As I opened my email late this evening, my eyes widened when I saw the headline:
The bishop of my native New Hampshire made the announcement at the diocesan convention Saturday. It isn't immediate; he will stay on until 2013. But there will be a search to find a replacement, and much church politicking, I'm sure.
Most of the focus of this story will be (and is) on +Gene's significance as the first openly-gay bishop in the Anglican Communion, the wailing and gnashing of teeth that followed that historic moment in 2003, and the half-baked attempt to preserve the Anglican Communion through an Anglican Covenant.
But that is not my story of Gene Robinson. Mine is the one that starts in January, 1981, at the Sign of the Dove Retreat Center in central New Hampshire where I first met Rev. Gene Robinson. My confirmation class from Christ Church in Exeter had gone there as part of our preparation for the transition to Christian adulthood. I had become fixated on the phrase, "Begotten not made" in our study of the Nicene Creed, and I'd taken great pleasure in pressing priests for the answer to an unanswerable question: "Where did God come from?" Coming to the Sign of the Dove, I saw I had another priest I could test with this question. But, unlike others, Rev. Gene Robinson took delight in taking this awkward punkish kid from Exeter seriously. Rather than trying to b.s. his way past my inquiry, Gene smiled and looked me in the eyes.
"That's a great question!" he proclaimed. "I don't know where God came from. But I have faith that there is a God."
He talked to me seriously and sincerely about what that meant--having faith in the untouchable and the unknowable.
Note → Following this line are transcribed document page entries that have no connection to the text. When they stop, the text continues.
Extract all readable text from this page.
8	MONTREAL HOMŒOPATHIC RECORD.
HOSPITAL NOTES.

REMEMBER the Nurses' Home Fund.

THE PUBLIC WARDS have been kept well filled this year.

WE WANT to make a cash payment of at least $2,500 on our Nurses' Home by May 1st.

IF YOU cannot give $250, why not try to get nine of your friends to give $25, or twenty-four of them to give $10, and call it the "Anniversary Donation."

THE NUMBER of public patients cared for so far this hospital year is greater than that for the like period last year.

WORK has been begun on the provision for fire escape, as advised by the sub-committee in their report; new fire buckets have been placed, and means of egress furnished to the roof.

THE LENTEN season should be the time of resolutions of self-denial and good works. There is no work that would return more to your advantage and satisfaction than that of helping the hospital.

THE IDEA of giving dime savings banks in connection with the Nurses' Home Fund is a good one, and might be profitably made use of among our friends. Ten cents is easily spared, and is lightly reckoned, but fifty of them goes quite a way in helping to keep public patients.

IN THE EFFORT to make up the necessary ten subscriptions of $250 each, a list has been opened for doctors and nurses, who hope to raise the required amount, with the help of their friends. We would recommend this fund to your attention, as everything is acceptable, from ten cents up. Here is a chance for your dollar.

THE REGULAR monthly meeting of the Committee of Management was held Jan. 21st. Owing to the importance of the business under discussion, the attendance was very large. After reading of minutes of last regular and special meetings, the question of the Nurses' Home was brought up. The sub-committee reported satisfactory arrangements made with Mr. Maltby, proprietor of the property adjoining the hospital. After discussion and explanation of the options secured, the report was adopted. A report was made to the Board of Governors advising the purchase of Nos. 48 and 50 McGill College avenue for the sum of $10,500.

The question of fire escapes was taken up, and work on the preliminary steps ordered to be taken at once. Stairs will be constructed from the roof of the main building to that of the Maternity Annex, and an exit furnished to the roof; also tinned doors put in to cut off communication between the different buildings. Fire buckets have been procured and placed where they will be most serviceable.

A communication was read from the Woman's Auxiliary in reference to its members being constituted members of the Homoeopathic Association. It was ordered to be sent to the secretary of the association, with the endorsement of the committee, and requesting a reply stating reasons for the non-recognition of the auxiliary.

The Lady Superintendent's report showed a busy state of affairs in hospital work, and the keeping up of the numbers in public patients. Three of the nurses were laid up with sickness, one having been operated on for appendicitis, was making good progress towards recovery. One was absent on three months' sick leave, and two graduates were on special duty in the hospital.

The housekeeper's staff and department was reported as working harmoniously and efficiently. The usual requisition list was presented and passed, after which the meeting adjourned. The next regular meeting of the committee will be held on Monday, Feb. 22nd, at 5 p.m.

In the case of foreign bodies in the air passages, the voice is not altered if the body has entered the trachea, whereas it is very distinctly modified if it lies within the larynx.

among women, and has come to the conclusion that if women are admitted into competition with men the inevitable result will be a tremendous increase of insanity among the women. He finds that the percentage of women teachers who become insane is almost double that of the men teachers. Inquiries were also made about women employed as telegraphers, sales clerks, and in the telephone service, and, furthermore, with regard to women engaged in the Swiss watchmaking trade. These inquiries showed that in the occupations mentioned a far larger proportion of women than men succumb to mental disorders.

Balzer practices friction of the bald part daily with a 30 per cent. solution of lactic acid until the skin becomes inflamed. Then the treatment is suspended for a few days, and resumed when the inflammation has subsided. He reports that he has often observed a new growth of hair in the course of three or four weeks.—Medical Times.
We talked about confirmation and the commitment of staying with God even if we can't know the answer to "where did God come from?" I couldn't believe that a man in a black shirt and white collar had really talked to me like a person and not a stupid person at that. I was impressed, and I felt validated. So funny to have had him turn the tables on me; I was trying to test him, and he put me to the test in a kind way. He left me to think, "Do I have faith in this God?"
When I learned that Gene had been elected by my fellow Episcopalians in my home state, I was delighted and elated. Him being an openly-gay man was important, but it was far more important to me that a man had been elected bishop who had spoken so passionately with a teenager about what it means to have faith in God. That was a much bigger deal. In my opinion, the church could use many more bishops, priests and deacons who don't shy away from discussing faith with people who aren't the monied members. How one treats a child or teenager in the church goes a long way toward determining if that child will know to come back should they drift away. This, in my opinion, has been Bishop Gene's greatest contribution to the broader Church. His demeanor as a pastor has removed stumbling blocks that have stood in the way of people seeing any value to the Episcopal Church. Certainly, LGBT members of the church who have heard him or seen him have seen in +Gene that they, too, are beloved members of the body of Christ. And nothing--nothing--stands between the love of God and those seeking that love.
My prayers go out to +Gene and his husband, Mark, and my childhood diocese of New Hampshire. I know that it probably has been both a thrill and definitely sometimes a headache to be in the international spotlight. But ultimately I know that God does good work through Bishop Gene and Gene has provided good leadership to New Hampshire. Blessings!

1 comment:

Anonymous said...

You brought tears to my eyes, Susan. I know how important that visit to The Sign of the Dove was to you and the other teenagers as well. Gene as a cleric will always be the best I have ever known. I hope that he and Mark will have some peace.